Джорджи медленно пошла в сторону «Омелы», все еще всхлипывая. Джоффри брел на полшага позади. Дважды он попытался остановить ее, начинал, запинаясь, извиняться, но оба раза всхлипывания тотчас сменялись рыданиями, и он больше не рисковал. Таким печальным манером они добрались до калитки. Тут Джорджи вытерла глаза и героическим усилием взяла себя в руки. Неожиданно нормальным голосом она сказала:

– Идите в гостиную к папе и маме. Только ничего им не говорите. Им незачем знать. А я спущусь через минуту.

– Хорошо, – покорно отозвался присмиревший Джоффри.

Джорджи действительно сошла в гостиную через пять минут, промыв покрасневшие глаза и припудрив опухшее в багровых пятнах лицо. Но все равно даже Фред и Алвина почувствовали что-то неладное. И это впечатление только укреплялось от неловких пауз и еще более неловких стараний Джоффри, похмельному бледному, поддержать разговор, хотя глаза у него оставались мутными и испуганными. Вскоре Джорджи сказала, что очень устала и пойдет ляжет. Четверть часа спустя Джоффри пожелал Алвине и Фреду доброй ночи и отправился в свою комнату. На минуту он задержался у двери Джорджи. Им овладела хмельная мысль, что стоит войти к ней, извиниться – и «все будет тип-топ». По правде говоря, к нему отчасти вернулось недавнее настроение, и он оптимистически надеялся, что она даже разрешит ему провести ночь у себя в спальне. Он тихонько повернул ручку, но к своему удивлению и огорчению обнаружил, что дверь заперта. Постучал два раза – легонько, чтобы не услышали внизу, но Джорджи не откликнулась.

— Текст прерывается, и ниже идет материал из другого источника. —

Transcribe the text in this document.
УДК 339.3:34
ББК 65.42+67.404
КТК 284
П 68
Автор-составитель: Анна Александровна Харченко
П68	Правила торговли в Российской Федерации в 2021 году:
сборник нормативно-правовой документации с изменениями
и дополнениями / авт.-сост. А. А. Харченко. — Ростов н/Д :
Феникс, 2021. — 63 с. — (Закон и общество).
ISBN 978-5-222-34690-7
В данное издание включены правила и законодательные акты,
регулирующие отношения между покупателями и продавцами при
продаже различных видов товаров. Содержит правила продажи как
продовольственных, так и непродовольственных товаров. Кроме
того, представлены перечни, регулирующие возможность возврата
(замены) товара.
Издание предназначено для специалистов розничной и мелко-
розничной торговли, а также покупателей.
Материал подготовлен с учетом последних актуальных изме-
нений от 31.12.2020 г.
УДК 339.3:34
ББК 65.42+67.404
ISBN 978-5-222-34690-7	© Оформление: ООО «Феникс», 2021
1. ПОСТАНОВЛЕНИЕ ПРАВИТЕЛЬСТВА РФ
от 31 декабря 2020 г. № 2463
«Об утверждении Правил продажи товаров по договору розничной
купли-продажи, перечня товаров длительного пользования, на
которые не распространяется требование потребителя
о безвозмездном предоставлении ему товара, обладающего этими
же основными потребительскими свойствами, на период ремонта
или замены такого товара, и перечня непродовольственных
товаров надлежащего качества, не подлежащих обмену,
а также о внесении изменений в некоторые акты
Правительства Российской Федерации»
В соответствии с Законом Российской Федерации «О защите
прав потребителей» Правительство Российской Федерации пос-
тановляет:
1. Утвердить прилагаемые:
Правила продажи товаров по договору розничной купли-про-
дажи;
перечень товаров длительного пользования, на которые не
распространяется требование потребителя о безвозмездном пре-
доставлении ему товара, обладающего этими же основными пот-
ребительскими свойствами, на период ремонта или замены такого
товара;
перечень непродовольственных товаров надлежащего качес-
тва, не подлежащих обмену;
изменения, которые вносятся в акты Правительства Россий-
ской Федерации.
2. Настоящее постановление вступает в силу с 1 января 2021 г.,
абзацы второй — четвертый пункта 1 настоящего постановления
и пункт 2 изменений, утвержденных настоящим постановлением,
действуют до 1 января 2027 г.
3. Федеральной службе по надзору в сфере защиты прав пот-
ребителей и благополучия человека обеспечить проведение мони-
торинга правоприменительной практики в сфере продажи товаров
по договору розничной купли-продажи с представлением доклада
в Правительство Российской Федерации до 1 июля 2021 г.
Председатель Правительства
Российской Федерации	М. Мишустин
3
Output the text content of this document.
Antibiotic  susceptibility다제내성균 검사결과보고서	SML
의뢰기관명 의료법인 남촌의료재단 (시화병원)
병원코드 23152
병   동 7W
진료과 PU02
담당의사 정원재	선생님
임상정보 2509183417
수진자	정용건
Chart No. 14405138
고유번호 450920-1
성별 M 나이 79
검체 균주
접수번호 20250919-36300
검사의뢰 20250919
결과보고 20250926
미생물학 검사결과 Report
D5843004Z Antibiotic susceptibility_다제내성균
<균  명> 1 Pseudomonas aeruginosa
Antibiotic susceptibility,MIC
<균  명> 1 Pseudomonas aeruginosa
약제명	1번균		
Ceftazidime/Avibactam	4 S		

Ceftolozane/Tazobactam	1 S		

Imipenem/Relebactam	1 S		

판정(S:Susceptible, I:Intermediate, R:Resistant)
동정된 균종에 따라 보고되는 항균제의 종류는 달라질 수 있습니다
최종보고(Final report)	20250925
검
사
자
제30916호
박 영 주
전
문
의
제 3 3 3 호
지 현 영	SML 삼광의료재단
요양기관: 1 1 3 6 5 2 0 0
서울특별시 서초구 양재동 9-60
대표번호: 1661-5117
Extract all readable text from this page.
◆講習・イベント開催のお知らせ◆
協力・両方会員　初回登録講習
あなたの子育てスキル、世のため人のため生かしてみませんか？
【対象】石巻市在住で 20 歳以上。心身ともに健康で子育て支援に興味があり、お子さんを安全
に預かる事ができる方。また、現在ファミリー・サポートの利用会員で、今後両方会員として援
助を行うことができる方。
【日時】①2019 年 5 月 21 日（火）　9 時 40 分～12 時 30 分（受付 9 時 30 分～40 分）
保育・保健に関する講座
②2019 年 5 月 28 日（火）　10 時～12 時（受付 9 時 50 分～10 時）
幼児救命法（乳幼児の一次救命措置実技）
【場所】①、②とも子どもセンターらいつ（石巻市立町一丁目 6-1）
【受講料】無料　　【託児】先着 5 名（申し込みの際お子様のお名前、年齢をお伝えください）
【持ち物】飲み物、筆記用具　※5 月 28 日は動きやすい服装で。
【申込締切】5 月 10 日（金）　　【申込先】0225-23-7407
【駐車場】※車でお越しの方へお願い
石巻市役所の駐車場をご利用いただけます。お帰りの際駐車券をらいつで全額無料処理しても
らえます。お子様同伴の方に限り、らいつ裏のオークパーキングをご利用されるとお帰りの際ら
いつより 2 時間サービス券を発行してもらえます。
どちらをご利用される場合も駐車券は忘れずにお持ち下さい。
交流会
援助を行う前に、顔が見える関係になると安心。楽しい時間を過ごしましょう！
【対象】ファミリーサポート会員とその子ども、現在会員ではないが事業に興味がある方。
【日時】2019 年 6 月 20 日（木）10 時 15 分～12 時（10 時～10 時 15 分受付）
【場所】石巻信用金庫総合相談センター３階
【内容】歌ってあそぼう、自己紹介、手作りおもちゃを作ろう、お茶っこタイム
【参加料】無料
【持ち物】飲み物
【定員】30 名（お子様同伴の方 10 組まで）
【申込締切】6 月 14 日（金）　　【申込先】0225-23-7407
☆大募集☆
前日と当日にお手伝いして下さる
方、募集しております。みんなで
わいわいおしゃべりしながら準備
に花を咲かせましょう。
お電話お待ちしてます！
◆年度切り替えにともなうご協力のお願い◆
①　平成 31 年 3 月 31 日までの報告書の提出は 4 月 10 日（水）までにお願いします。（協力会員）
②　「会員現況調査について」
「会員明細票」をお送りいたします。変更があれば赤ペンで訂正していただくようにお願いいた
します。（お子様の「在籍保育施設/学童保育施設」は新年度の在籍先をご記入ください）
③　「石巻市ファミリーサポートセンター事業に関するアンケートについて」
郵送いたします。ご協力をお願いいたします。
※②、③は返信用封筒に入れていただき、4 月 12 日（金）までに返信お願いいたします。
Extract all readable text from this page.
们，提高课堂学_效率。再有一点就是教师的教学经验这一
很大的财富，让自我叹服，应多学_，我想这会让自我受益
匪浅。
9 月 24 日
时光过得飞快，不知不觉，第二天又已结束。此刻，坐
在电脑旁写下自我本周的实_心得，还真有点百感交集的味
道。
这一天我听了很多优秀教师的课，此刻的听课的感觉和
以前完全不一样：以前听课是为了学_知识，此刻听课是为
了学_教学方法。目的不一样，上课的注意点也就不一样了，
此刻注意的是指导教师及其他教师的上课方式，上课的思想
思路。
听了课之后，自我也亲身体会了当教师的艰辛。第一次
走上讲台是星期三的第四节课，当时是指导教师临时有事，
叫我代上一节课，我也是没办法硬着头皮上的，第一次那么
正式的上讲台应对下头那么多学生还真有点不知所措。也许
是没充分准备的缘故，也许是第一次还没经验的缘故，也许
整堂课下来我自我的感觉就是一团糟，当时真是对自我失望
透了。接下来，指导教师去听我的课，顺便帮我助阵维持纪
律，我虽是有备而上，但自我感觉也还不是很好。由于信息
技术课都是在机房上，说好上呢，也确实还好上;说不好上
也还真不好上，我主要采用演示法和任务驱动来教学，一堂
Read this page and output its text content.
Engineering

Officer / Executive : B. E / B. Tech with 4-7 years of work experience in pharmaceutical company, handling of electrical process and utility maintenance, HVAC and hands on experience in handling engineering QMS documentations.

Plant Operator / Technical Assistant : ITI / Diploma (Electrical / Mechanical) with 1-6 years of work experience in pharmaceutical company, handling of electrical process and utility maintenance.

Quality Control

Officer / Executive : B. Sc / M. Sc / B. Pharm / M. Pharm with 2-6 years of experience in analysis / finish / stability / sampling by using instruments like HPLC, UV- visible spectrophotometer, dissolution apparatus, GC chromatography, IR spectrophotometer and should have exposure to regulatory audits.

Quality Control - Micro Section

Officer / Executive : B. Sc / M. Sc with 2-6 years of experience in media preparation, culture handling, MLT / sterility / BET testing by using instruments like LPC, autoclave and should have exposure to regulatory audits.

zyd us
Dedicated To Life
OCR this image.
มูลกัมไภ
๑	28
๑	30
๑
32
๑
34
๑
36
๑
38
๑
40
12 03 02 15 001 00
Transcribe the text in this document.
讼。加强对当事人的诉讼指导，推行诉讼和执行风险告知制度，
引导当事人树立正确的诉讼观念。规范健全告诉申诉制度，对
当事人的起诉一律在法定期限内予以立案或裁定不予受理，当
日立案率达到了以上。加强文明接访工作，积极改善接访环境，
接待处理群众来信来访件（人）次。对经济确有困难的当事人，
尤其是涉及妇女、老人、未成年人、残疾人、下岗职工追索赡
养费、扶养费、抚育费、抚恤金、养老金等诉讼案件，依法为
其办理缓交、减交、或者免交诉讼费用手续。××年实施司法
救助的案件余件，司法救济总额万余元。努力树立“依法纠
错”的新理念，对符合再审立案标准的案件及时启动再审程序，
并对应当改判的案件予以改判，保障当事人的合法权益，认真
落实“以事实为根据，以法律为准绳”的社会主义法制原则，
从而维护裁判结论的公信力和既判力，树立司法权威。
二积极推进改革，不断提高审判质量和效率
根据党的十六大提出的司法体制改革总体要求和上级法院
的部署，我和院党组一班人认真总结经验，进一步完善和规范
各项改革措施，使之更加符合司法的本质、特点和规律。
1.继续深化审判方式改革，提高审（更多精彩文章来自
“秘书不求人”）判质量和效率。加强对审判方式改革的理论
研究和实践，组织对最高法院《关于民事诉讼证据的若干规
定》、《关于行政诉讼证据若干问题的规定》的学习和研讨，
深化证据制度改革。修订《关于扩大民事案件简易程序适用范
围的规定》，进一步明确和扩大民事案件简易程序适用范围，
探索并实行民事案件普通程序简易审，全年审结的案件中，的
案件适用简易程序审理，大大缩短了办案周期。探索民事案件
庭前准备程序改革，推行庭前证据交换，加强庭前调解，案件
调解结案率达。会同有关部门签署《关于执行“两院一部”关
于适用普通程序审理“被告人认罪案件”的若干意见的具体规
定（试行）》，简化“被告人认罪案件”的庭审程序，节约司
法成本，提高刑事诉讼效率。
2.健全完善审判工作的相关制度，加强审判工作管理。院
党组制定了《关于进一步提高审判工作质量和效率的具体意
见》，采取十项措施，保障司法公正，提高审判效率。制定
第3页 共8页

Он поколебался, состроил в темноте гримасу и пошел к себе.

Внизу полковник побрел на негнущихся ногах проверить, запер ли Джоффри входную дверь и заложил ли засов. Не запер и не заложил. Алвина вышла в переднюю и зажгла две свечи. Полковник взял один подсвечник и принялся поправлять фитиль обгоревшей спичкой.

– Что это с ними? – спросил он. – Мне показалось, что девочка расстроена.

– Любовная ссора, – с фальшивой бодростью предположила Алвина. – Завтра утром помирятся.

Фред бросил спичку, всмотрелся в фитиль куда внимательнее, чем того требовали обстоятельства, открыл рот, словно собираясь что-то сказать, но промолчал. Алвина со своей свечой направилась к лестнице, но на второй ступеньке оглянулась через плечо.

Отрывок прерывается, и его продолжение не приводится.